TL;DR
Clustering is often cited as a source of overdispersion in count data. However, I seem to arrive at the conclusion that clustering actually reduces the dispersion.
Could someone confirm this or show me where I am wrong?
Model
Here's an excerpt from "Generalized Linear Models" by McCullagh and Nelder:
It is my understanding that $\pi_i$ here is considered a set of fixed parameters along with $k$ and $m$ (i.e. this is not a hierarchical model), where $E(\pi_i)$ and $\mathrm{var}(\pi_i)$ refer to the sample mean and variance of the set of fixed numbers $\{\pi_1,\ldots,\pi_{m/k}\}$.
My results
Under the above assumptions, the variance I arrive at is
$$\mathrm{var}(Y)=m(\pi(1-\pi)-\mathrm{var}(\pi_i)),$$
which is smaller than the variance of $\mathrm{Binom}(m,\pi)$.
This also makes intuitive sense, since variance of the binomial distribution is a concave function of the mean, and so spreading out the $\pi_i$'s reduces the variance.

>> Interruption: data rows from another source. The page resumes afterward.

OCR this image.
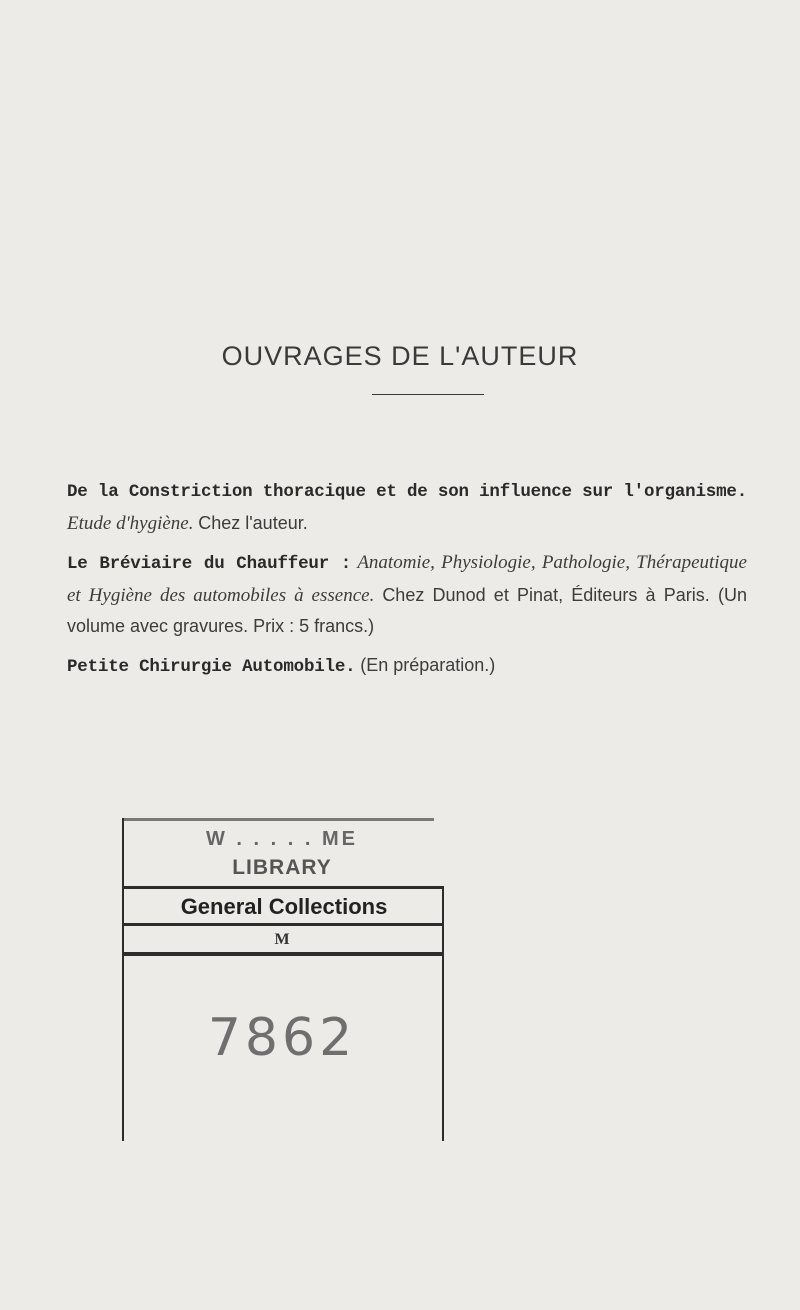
OUVRAGES DE L'AUTEUR

De la Constriction thoracique et de son influence sur l'organisme. Etude d'hygiène. Chez l'auteur.

Le Bréviaire du Chauffeur : Anatomie, Physiologie, Pathologie, Thérapeutique et Hygiène des automobiles à essence. Chez Dunod et Pinat, Éditeurs à Paris. (Un volume avec gravures. Prix : 5 francs.)

Petite Chirurgie Automobile. (En préparation.)

W . . . . . ME
LIBRARY
General Collections
M
7862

Finally, I made a quick simulation in R that further confirms it:
> set.seed(2016+10+21)
> m <- 100
> k <- 5
> p <- runif(m/k)
> p_m <- mean(p)
> p_v <- mean((p-p_m)^2)
> # Simulated variance
> mean(replicate(1000, var(replicate(50, sum(rbinom(m/k, k, p))))))
[1] 17.69588
> # My formula for clustered variance
> m*(p_m*(1-p_m)-p_v)
[1] 17.59746
> # Non-clustered variance
> m*(p_m*(1-p_m))
[1] 24.84612
So, could someone confirm this or show me where I am wrong?